Presumably they believe that the asbestos fibers took a unanimous vote
to boycott the seats in favor of the carpet.
While the Board
of Education and other government agencies, taking their cues from the EPA,
maintained that the air at the school and in downtown generally was safe,
people were getting sick. In a NIOSH
study done at Stuyvesant in the spring, 60% of the staff reported that they had
had respiratory and other symptoms which they attributed to their exposure to
the air at school. No such study has
been conducted among students. NIOSH has no authority to study students who
outnumber staff by 10 to one and who breathe more air per pound of body weight
than adults. There is no system to
protect children.
However, parents report that their
children have been diagnosed with new-onset asthma which may last the rest of
their lives; chronic sinusitis entailing heavy doses of steroids and
antibiotics and the newly-coined 'chemical bronchitis." One child had her first asthmatic attack in
seven years - an episode that landed her in the Emergency room - after swimming
in the pool at Stuyvesant which had not been cleaned.
Already Ground
Zero workers are suing the city for their exposure to toxins during the
recovery operation. And we have just
learned that Bear, a dog who was responsible for a record number of rescues,
has died. Autopsy revealed numerous
cancers. The majority of the other
rescue dogs are also sick. The exposure
of the students and staff at Stuyvesant was not so different from that of these
rescue workers of various species.
After four
months of working to improve conditions at the school and in Lower Manhattan
generally, I put my son in an alternative high school, the only school that
would take a junior midyear. It had no
classes except for one in Planned Parenthood.

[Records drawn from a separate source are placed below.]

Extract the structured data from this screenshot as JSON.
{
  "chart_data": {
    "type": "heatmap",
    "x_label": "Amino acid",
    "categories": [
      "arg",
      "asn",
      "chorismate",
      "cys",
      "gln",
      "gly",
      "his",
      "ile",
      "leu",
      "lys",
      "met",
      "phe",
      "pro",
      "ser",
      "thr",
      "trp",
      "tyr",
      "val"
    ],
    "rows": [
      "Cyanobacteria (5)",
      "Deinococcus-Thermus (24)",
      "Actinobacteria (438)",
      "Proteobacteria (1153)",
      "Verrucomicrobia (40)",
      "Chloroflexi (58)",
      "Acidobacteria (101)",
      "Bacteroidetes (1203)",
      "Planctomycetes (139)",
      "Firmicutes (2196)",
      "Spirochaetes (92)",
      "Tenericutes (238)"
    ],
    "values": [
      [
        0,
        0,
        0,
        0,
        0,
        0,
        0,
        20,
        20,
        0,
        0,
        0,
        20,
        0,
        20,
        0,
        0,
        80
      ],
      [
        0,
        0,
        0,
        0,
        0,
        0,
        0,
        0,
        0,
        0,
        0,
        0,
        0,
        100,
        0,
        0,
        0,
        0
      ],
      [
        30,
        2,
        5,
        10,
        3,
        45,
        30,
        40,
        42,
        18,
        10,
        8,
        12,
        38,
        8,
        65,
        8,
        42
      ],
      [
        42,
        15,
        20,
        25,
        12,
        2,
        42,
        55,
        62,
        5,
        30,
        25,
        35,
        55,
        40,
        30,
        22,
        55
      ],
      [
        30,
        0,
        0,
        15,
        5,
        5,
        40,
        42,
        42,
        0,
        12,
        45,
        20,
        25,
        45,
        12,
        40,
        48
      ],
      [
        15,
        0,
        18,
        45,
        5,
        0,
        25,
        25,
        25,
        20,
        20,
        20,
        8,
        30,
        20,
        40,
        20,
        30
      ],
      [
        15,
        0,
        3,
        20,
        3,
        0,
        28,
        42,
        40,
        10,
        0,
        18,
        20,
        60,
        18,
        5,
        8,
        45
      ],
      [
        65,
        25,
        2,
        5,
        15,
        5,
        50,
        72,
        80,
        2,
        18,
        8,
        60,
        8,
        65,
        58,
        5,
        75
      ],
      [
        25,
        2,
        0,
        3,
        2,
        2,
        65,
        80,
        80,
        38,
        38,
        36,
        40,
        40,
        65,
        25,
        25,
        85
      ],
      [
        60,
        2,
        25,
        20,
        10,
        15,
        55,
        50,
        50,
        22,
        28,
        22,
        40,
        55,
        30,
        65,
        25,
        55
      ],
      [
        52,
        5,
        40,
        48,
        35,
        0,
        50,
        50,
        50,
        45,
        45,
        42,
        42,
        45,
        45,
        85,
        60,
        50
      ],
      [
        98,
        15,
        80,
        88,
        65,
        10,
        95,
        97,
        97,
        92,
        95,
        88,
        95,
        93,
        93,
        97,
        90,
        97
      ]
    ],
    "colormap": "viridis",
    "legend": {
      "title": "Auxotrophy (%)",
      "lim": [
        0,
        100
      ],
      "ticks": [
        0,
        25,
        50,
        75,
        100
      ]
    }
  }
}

Instead, it offered internships where my son stuffed a record number of
envelopes. This year, more than three
weeks into the first semester, I have moved him to yet another school.
Stuyvesant is a
microcosm of everything that can go wrong in a disaster. The foxes are in charge of the chicken
coop. Having made initial mistakes they
are in the position of having to defend those mistakes by compounding them. No one but the PA and a few environmental
groups were brave enough to stand up for our children, and to help us ask the
right questions and get us copies of regulations.
In the last year, a number of parents have become activists, researching beyond the contamination of their own schools and neighborhoods to try to find trends throughout the country. In my attempts to research such environmental issues I went to Google and typed in the phrases "elementary schools" and "toxic." Over 23,000 cites came up. It's enough to make one think that those in charge have interests in mind other than the well-being of children.